Spock’s brilliance was not mechanical; it was not just technique. He was creative, bold. His genius lay in generating the ideas as much as in using logic to follow them to their conclusions or test them against evidence. “Speculate, Mr. Spock,” was a request Kirk made in more than a couple of episodes. Spock complied not as an officer obeying a command, but as someone being freed, given license. Spock was calm in the exercise of his powers of deduction and calculation – as when drawing Kirk’s gentle amusement with his excessively precise estimates of probabilities – but his eyes lit up and his voice became electric when new understanding struck, causing him to utter his expression of scientific passion: “Fascinating”.
Spock was ethical. In “Devil in the Dark”, he and Kirk are charged with exterminating a creature that tunnels through rock and has been killing human workers under the surface of a mining colony. As he and Kirk are trying to figure out how to kill the creature, Spock realizes that it may be the last of its species, and thus that to kill it would be “a crime against science”. Later, Spock uses the Vulcan mind meld – a capability, exercised in a few episodes, that demonstrated as literally as possible that he did not just live in his own head – to determine that the creature has been acting in self-defense; the miners had been destroying its eggs.
Though Spock sometimes did seem clueless about social cues and insensitive to the emotions of others, he had moments of profound empathy, even without using the mind meld. The episode “Amok Time”, in which Spock goes into heat and has to go back to Vulcan for a mating ritual, has a subplot about Nurse Chapel’s feelings for him. (I know, the original Star Trek was not great in the roles for women department.) Spock is holed up in his quarters, his hormones driving him nuts, and Miss Chapel tries to bring him his favorite homemade Vulcan soup. He angrily rejects her advance, throwing the full soup bowl out of his door and against the corridor wall.
Later, she comes into his quarters again while he is sleeping. She tries to touch him, can’t bring herself to do it, and turns to leave, tear-eyed. He wakes, and in a moment of clarity he says, looking her right in the eyes: “Miss Chapel. I had the most startling dream. You were trying to tell me something, but I couldn’t hear you.” They have an exchange in which he tries to let her down easy (he is bound by law and genetic urge to the bride on Vulcan towards whom the Enterprise is aimed at high warp), expressing tenderness through his calm rationality. He ends by asking that she make him the soup after all. He understands that to make it for him is what she needs, and he cares, even though he’s not into her. Her face, turned away from him but showing joy to the camera as she leaves, shows that he has asked in just the right way.

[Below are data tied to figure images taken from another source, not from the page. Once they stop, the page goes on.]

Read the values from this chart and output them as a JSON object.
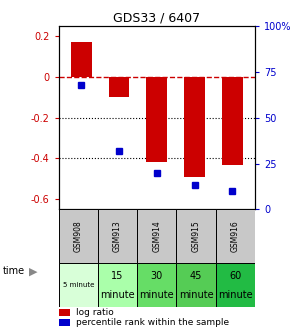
{
  "title": "GDS33 / 6407",
  "samples": [
    "GSM908",
    "GSM913",
    "GSM914",
    "GSM915",
    "GSM916"
  ],
  "log_ratios": [
    0.17,
    -0.1,
    -0.42,
    -0.49,
    -0.43
  ],
  "percentile_ranks": [
    68,
    32,
    20,
    13,
    10
  ],
  "bar_color": "#cc0000",
  "dot_color": "#0000cc",
  "ylim_left": [
    -0.65,
    0.25
  ],
  "ylim_right": [
    0,
    100
  ],
  "yticks_left": [
    0.2,
    0.0,
    -0.2,
    -0.4,
    -0.6
  ],
  "yticks_right": [
    100,
    75,
    50,
    25,
    0
  ],
  "time_labels_line1": [
    "5 minute",
    "15",
    "30",
    "45",
    "60"
  ],
  "time_labels_line2": [
    "",
    "minute",
    "minute",
    "minute",
    "minute"
  ],
  "time_bg_colors": [
    "#d8ffd8",
    "#aaffaa",
    "#66dd66",
    "#55cc55",
    "#22bb44"
  ],
  "header_bg": "#c8c8c8",
  "legend_bar_label": "log ratio",
  "legend_dot_label": "percentile rank within the sample",
  "zero_line_color": "#cc0000",
  "grid_color": "#000000",
  "bar_width": 0.55
}
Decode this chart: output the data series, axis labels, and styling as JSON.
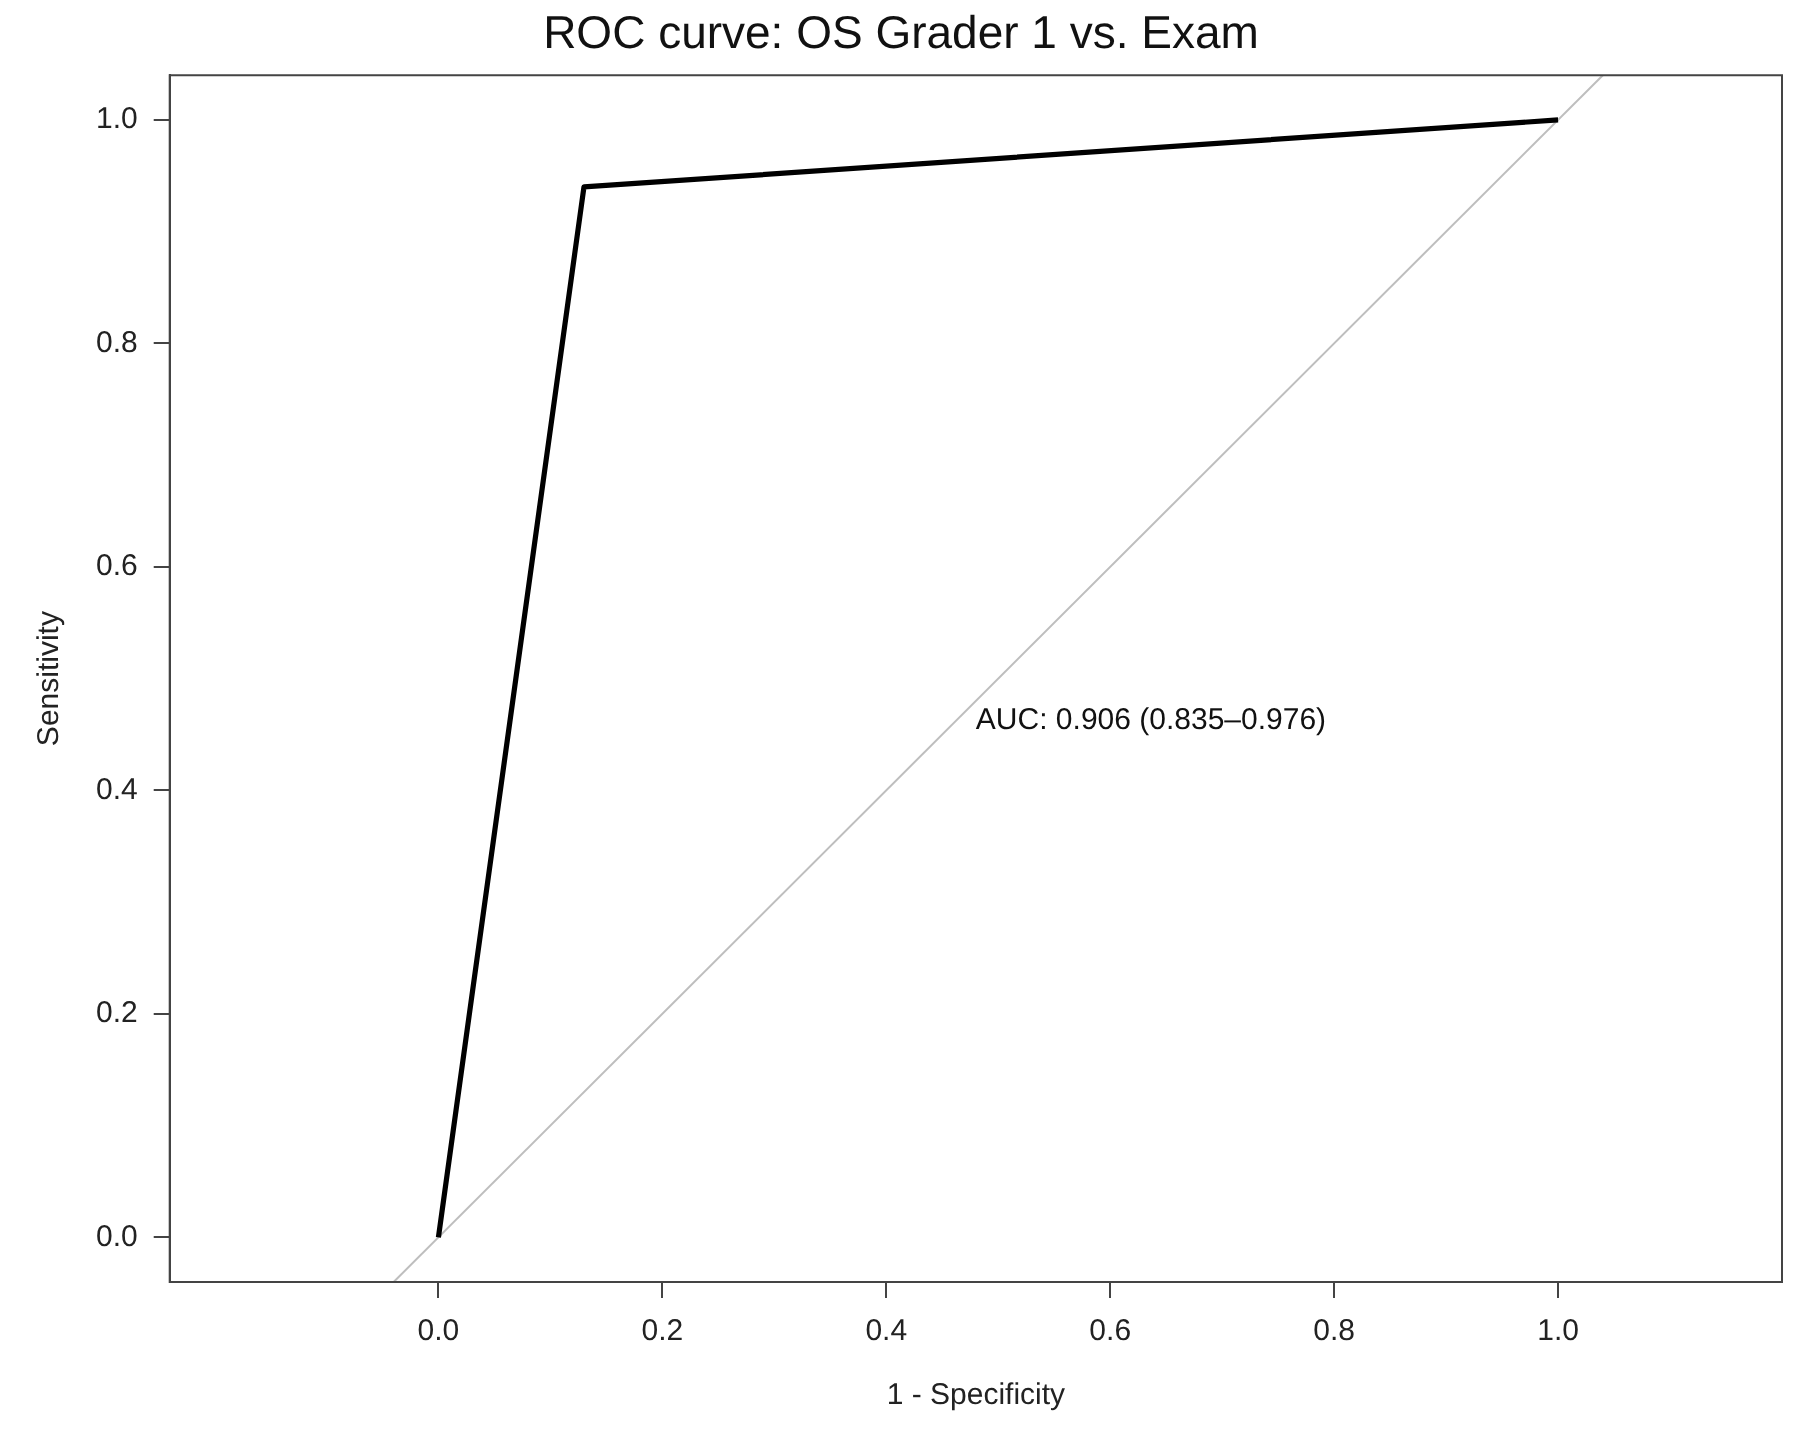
{
  "chart_data": {
    "type": "line",
    "title": "ROC curve: OS Grader 1 vs. Exam",
    "xlabel": "1 - Specificity",
    "ylabel": "Sensitivity",
    "series": [
      {
        "x": [
          0,
          0.13,
          1
        ],
        "values": [
          0,
          0.94,
          1
        ],
        "color": "#000000"
      },
      {
        "x": [
          -0.04,
          1.04
        ],
        "values": [
          -0.04,
          1.04
        ],
        "color": "#bebebe"
      }
    ],
    "annotations": [
      "AUC: 0.906 (0.835–0.976)"
    ],
    "xlim": [
      -0.24,
      1.2
    ],
    "ylim": [
      -0.04,
      1.04
    ],
    "xticks": [
      {
        "value": 0,
        "label": "0.0"
      },
      0.2,
      0.4,
      0.6,
      0.8,
      {
        "value": 1,
        "label": "1.0"
      }
    ],
    "yticks": [
      {
        "value": 0,
        "label": "0.0"
      },
      0.2,
      0.4,
      0.6,
      0.8,
      {
        "value": 1,
        "label": "1.0"
      }
    ],
    "grid": false,
    "legend": false,
    "marker": "none",
    "line_style": "solid"
  }
}
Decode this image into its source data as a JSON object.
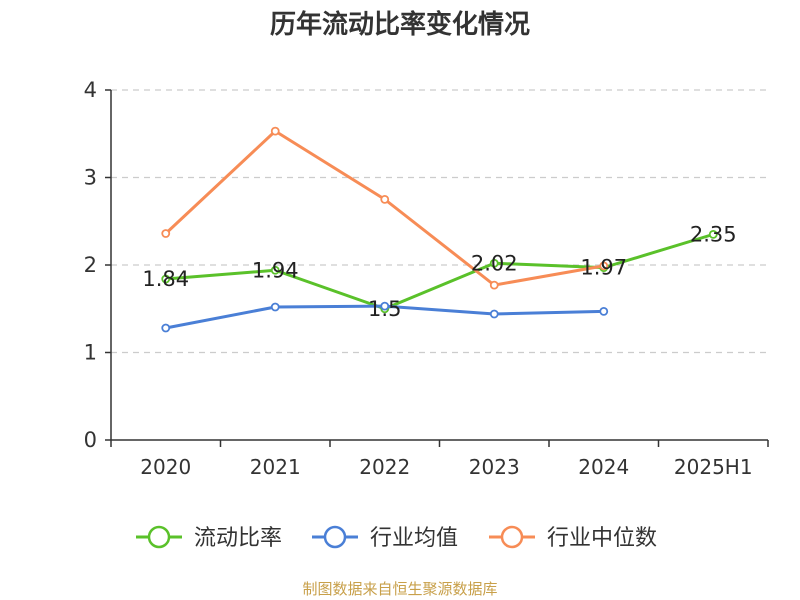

Finally, of course, Spock was not just a supporting character. He saved the day in many episodes, through both bravery and science. He made us young science geeks think that we could be heroes even if we lacked Kirk’s suave charisma, and he did it without being a dysfunctional or arrogant jerk like Sherlock Holmes, House, or many of the other scientist types on TV.
Perhaps what was most compelling about Star Trek, and what seems so romantic now, was that Spock was in the position to be a hero in the first place. He had the clout on the Enterprise that he needed to hold Kirk and the others to his high standards of intellectual honesty and ethical behavior. More than the scientist as technical problem solver, Spock was the scientist trying to use reason in order to figure out how to live by principles, collectively as well as individually, and succeeding at it.
As scientists, we want what we do to matter. In the 21st century, we face science denial on climate, vaccines, and evolution, and a broad anti-intellectualism and lack of respect for reason, in Congress and in a significant portion of the culture at large. The societal rationality that Spock embodied, much more than the transporters or warp drives, seems the most utopian thing about the 23rd century portrayed in Star Trek.